Vediamo scorrere sotto gli occhi, per immagini dirette o virtuali, scenari apocalittici di saracinesche serrate da lucchetti dorati, di vetrine luccicanti di assenze e luci spente, di umani vaganti su isole pedonali gonfi di sguardi increduli. Qualcuno, in solitaria illusione, a piedi o in bici prova a percorrere sentieri battuti di vita sportiva nella vana speranza di riafferrare briciole di normalità.
Il tempo libero, sequestrato dalla spietata legge del marketing, già confezionato, ben infiocchettato e pronto all’uso, ora soffre di tempo liberato.
Eravamo diventati senza accorgercene come quei simpatici criceti, tanto amati dai bambini. Abbiamo corso senza un perché nella ruota della modernità, dentro la gabbia della vita, sempre più veloci e senza alzare lo sguardo alla via di fuga, che restava comunque aperta.
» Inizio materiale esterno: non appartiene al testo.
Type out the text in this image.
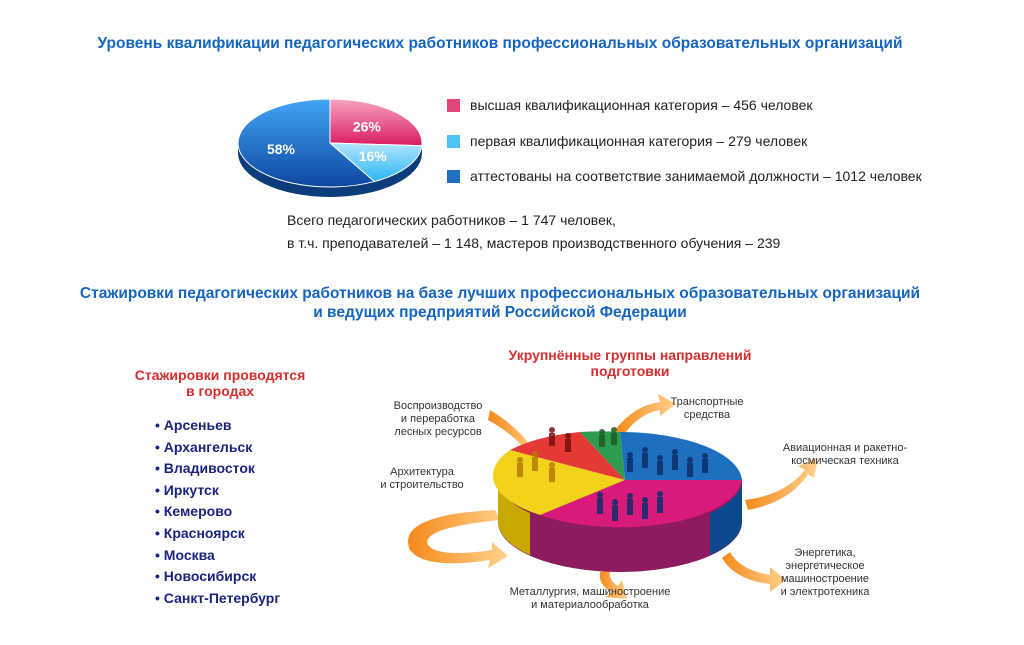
Уровень квалификации педагогических работников профессиональных образовательных организаций
26%
16%
58%
высшая квалификационная категория – 456 человек
первая квалификационная категория – 279 человек
аттестованы на соответствие занимаемой должности – 1012 человек
Всего педагогических работников – 1 747 человек,
в т.ч. преподавателей – 1 148, мастеров производственного обучения – 239
Стажировки педагогических работников на базе лучших профессиональных образовательных организаций
и ведущих предприятий Российской Федерации
Стажировки проводятся
в городах
• Арсеньев
• Архангельск
• Владивосток
• Иркутск
• Кемерово
• Красноярск
• Москва
• Новосибирск
• Санкт-Петербург
Укрупнённые группы направлений подготовки
Воспроизводство
и переработка
лесных ресурсов
Транспортные
средства
Авиационная и ракетно-
космическая техника
Архитектура
и строительство
Энергетика,
энергетическое машиностроение
и электротехника
Металлургия, машиностроение
и материалообработка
Ora che non è più il tempo dei viaggi, delle palestre, dei cinema, dei teatri, delle piscine, dei bar, delle discoteche, dei ristoranti, chiusi nei labirinti delle nostre pareti familiari, abbiamo tutto il tempo per interrogare le nostre solitudini di vite in attesa, prigionieri di una società che ci nega la sua ossessiva ansia di fare, tanto osannata.
La realtà che non vogliamo riconoscere è che non sappiamo più stare fermi, non siamo più capaci di vivere in maniera lenta e compassata.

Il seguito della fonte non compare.